Two states — Hawaii and Arizona — have chosen to permanently reside on standard time, while 19 states have passed legislation to keep the extra daylight hour year-round.

Kipp said she does not believe that Congress will pass a law allowing each state to permanently opt in, but will instead pass something to standardize daylight time nationwide.

“If Congress were to allow it, they’re going to make it a nationwide standard,” Kipp said.

In 2022, the U.S. Senate voted unanimously to pass the Sunshine Protection Act, which would have done just that — mandate DST nationwide, unless states decide to opt out.

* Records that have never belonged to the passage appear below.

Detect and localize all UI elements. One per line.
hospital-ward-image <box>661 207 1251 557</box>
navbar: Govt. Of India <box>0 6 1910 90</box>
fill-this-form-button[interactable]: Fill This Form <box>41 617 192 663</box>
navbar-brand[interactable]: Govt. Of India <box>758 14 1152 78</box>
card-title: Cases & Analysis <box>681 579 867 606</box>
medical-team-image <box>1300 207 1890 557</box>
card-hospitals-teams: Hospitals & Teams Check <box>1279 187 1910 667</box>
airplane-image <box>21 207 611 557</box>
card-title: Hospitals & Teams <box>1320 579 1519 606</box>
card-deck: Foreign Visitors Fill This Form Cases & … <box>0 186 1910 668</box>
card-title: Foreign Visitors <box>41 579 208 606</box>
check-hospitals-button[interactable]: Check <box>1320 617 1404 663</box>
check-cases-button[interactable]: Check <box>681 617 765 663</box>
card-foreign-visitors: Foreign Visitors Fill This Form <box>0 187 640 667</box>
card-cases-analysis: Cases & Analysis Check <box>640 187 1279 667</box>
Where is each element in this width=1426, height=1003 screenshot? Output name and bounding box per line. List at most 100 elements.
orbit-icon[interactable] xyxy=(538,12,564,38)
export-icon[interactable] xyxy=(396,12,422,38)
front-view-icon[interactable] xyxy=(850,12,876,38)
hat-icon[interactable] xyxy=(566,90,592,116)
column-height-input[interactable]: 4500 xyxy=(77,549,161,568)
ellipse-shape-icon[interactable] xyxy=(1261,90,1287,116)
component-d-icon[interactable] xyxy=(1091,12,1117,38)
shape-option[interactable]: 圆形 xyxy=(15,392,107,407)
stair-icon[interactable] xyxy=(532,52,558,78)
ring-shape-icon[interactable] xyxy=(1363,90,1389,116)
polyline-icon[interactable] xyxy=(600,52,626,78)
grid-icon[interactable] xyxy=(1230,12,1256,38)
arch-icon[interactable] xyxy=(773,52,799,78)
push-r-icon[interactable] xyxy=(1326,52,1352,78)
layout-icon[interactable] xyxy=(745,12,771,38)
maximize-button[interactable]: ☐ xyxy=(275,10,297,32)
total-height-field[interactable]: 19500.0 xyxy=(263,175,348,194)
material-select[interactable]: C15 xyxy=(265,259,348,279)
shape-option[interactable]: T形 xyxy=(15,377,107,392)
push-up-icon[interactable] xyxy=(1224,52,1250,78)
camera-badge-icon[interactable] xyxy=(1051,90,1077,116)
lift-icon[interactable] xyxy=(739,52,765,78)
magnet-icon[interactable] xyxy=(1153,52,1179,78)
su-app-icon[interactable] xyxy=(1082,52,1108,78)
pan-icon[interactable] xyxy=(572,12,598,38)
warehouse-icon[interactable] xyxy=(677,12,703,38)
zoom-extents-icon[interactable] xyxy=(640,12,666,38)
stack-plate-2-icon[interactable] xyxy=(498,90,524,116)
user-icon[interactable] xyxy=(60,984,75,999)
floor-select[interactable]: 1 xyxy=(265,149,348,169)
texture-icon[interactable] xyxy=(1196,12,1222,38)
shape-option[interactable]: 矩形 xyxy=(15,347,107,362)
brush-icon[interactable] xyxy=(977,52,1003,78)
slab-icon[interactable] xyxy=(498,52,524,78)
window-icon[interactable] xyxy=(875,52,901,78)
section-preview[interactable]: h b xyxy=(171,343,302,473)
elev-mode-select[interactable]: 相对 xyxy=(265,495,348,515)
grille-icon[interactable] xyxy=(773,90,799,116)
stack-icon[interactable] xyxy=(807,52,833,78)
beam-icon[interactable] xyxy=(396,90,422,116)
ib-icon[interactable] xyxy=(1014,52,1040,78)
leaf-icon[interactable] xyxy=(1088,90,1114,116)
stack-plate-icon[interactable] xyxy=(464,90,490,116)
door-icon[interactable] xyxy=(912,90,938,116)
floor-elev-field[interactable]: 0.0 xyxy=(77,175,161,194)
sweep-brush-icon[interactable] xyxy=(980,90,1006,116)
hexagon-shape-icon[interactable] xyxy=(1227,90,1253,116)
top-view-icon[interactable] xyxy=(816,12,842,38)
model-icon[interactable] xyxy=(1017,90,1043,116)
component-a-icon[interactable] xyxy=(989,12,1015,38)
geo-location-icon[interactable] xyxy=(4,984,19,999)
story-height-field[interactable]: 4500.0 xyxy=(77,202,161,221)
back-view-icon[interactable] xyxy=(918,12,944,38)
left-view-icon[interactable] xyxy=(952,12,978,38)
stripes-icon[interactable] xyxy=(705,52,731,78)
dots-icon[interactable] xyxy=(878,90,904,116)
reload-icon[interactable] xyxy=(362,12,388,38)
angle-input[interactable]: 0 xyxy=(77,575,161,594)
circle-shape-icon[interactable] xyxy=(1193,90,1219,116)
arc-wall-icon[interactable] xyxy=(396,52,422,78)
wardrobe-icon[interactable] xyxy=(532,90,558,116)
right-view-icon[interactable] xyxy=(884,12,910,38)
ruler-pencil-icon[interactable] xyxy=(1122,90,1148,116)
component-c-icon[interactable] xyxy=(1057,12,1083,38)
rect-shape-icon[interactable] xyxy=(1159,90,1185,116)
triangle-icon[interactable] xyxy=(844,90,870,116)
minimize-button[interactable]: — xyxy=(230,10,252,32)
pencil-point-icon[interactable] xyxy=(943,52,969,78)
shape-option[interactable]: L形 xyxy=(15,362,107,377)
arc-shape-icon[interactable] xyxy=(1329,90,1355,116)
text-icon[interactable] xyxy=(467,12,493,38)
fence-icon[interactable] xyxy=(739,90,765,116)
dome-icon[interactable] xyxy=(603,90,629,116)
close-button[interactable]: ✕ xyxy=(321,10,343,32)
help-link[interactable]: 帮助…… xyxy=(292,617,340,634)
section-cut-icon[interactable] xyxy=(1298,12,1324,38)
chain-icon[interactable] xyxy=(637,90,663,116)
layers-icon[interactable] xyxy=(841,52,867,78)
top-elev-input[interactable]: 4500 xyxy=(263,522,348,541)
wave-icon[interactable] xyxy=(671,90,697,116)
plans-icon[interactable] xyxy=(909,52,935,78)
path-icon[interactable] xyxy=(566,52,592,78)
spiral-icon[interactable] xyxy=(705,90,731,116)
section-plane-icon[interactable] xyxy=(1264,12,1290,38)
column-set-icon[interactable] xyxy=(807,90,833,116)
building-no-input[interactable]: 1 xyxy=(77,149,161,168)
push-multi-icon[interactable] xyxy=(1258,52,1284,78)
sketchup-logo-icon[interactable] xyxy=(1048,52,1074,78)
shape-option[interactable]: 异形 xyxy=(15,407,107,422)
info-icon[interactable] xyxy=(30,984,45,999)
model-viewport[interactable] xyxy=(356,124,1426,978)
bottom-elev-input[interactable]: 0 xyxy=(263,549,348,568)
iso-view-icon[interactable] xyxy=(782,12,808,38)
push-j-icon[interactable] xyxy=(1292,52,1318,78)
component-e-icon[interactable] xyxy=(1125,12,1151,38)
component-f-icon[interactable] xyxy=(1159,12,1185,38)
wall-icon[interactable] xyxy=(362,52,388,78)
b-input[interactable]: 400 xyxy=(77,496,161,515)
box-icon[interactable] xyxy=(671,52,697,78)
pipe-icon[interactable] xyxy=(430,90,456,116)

That bill died in the House of Representatives, however.

Bill could have kept Colorado on standard time

Kipp explained that there were actually two bills introduced in 2022 aimed at stopping the biannual tradition. The other bill was in favor of the opposite — staying on standard time permanently.

But what was the reason for the conflicting bills?

“Most of us just want the clock to not change,” Kipp explained.

However, because of a preference in the legislature for more daylight hours, this bill failed.

“The people who like daylight time — there’s more of them because people tend to want to have more time after work, as opposed to having it be darker,” Kipp said.

What permanent DST would look like

If Congress were to pass a nationwide bill mandating daylight time year-round, you would definitely be able to notice a few differences.

For one, the 4:30 p.m. winter sunsets you see on the Front Range would happen at 5:30 p.m. The tradeoff, however, would be that the sun wouldn’t rise until at least 8 a.m. for two months out of the year.

The way things are now, the latest the sun ever rises in Denver is 7:21 a.m. This happens between the tail-end of December through mid-January. With permanent daylight, this would happen at 8:21 a.m.